Windows Server のパフォーマンス解析入門(その1)

Windows Server のパフォーマンス解析入門(その1)

最近、Windows Server を使ったシステムのパフォーマンス問題の調査についての質問を続けていただきましたので、私が普段調べている内容を数回に分けて書いてみようと思います。しかし、そもそもパフォーマンスの問題といっても事象や原因は様々ですので、ご紹介する内容は一例として読んでいただければ幸いです。

最初の一歩はタスクマネージャー

もし性能が出ないアプリケーションが動作している状態で調査をする場合、私は最初にタスクマネージャーを確認しています。Windows Server 2012からはタスクマネージャーが新しくなっていて表示される情報が増えて便利になっています。こちらのスクリーンショットをご覧ください。

タスクマネージャーを開いて最初に見るのはCPUの使用率でしょうか。CPUの使用率は9%程度で安定して推移しています。9%ですのでパフォーマンスボトルネックにはなっていないように見えますが、もう少し詳しく見る必要があります。タスクマネージャーのグラフを右クリックして [グラフの変更] – [論理プロセッサ] をクリックします。

するとグラフの表示が変更されて論理プロセッサ毎のCPU使用率が表示されます。このサーバーは12の論理コアが搭載されているのでグラフは12個表示されます。

このグラフを表示してもCPUがボトルネックになっているようには見えないかもしれません。しかしこのグラフ、各論理コアで瞬間的にCPU使用率が100%近くに跳ね上がっているように見えると思います。このパターンは注意が必要です。実はこのスクリーンショットはシングルスレッドアプリケーションを動かしていてCPUがボトルネックになっています。シングルスレッドアプリケーションがCPUを最大限使用すると1つの論理コアが占有されてしまいます。このサーバーは12論理コアですので1つの論理コアを占有するとサーバー全体として8.3% 程度のCPU使用率になるはずです(100 / 12 ≒ 8.33)。最初のスクリーンショットを見るとCPUの使用率が8-10%程度で推移していることから、シングルスレッドアプリケーションが動き続けていることも推測できます。その場合はタスクマネージャーの [詳細] タブを開いてプロセス毎のCPU使用率を確認します。

すると、CPUの使用率が8%程度で推移しているプロセスを見つけることができるかもしれません。もし、このプロセスが調査対象のアプリケーションに関連しているのであれば、CPUボトルネックを疑いましょう。(個人的にはバッチ処理などでこのケースが多い気がします)

カーネルでのCPU使用率も確認

このように、サーバー全体のCPU使用率が低く見えてもCPUがボトルネックになっているケースはほかにもあります。先とは違うPCですが、こちらのスクリーンショットをご覧ください。

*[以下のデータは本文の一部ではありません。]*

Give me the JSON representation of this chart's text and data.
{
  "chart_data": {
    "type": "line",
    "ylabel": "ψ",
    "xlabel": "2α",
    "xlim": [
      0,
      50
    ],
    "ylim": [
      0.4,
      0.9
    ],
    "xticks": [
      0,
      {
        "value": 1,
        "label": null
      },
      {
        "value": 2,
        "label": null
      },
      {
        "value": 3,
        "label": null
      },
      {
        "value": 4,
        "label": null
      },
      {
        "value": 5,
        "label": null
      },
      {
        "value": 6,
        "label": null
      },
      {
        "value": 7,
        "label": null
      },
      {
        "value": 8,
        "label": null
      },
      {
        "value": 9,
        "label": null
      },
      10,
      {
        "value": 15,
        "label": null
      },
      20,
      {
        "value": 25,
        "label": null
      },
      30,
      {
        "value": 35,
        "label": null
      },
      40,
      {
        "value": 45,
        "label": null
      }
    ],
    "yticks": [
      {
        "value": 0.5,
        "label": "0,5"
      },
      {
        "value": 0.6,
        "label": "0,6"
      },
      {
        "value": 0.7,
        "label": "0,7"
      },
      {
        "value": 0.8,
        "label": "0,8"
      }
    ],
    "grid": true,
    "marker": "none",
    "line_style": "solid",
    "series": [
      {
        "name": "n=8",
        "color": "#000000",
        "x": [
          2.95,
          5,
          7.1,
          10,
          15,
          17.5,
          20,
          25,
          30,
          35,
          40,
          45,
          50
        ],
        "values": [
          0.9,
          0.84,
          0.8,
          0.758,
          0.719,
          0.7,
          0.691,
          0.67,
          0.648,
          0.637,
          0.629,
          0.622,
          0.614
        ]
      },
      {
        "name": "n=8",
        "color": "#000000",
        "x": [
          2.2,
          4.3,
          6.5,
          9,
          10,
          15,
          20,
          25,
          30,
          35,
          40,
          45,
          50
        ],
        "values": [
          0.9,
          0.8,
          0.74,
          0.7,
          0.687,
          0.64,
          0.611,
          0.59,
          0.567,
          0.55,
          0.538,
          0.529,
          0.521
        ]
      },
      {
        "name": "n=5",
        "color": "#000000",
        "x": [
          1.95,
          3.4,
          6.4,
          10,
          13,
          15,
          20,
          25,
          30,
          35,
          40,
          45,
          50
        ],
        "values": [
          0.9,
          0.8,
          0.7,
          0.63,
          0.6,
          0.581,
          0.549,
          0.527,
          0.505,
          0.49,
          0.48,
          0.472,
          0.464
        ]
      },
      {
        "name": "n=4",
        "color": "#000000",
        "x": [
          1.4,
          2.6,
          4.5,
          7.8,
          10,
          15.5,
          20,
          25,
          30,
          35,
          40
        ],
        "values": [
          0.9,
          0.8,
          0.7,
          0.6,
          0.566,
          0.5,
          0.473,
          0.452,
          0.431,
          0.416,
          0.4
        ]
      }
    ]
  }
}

このスクリーンショットもCPUの使用率がほぼ一定で推移していますが、このケースもCPUボトルネックを疑いたいところです。個人的な経験に基づく感覚ですが、もしサーバーに搭載されているCPUがIntel社のCPUで Hyper-Threading が有効で、アプリケーションがHyper-Threadingをうまく使えない場合はCPU使用率が40%-60%あたりで推移することが多いです。ですので、このケースもCPUボトルネックを疑います。

さらにタスクマネージャーでCPU使用率を確認したときに合わせて確認しておきたいのはカーネルのCPU使用率です。タスクマネージャーのCPU使用率のグラフを右クリックして [カーネル時間を表示する]をクリックします。

するとCPU使用率のグラフ表示がすこし変更されてWindowsのカーネルで使用した率が表示されます。

もし事前の予想よりもCPU使用率が高く、カーネルの使用比率が高い場合はデバイスドライバの問題なども想定しながら調査を進めていくことになります。ちなみにこれらのスクリーンショットはウィルス対策ソフトでフルスキャンを実施した際のものです。ウィルス対策ソフトもカーネル部分で動くモジュールが多いことからこのような状態になります。

今回ご紹介した例はごく一部ですが、タスクマネージャーには重要な情報が表示されていることを理解していただけると幸いです。タスクマネージャーでCPUボトルネックの可能性が出てきたら、ほかのツールも使って詳細を調べていくことになります。次回はそれらのツールについてもご紹介していきます。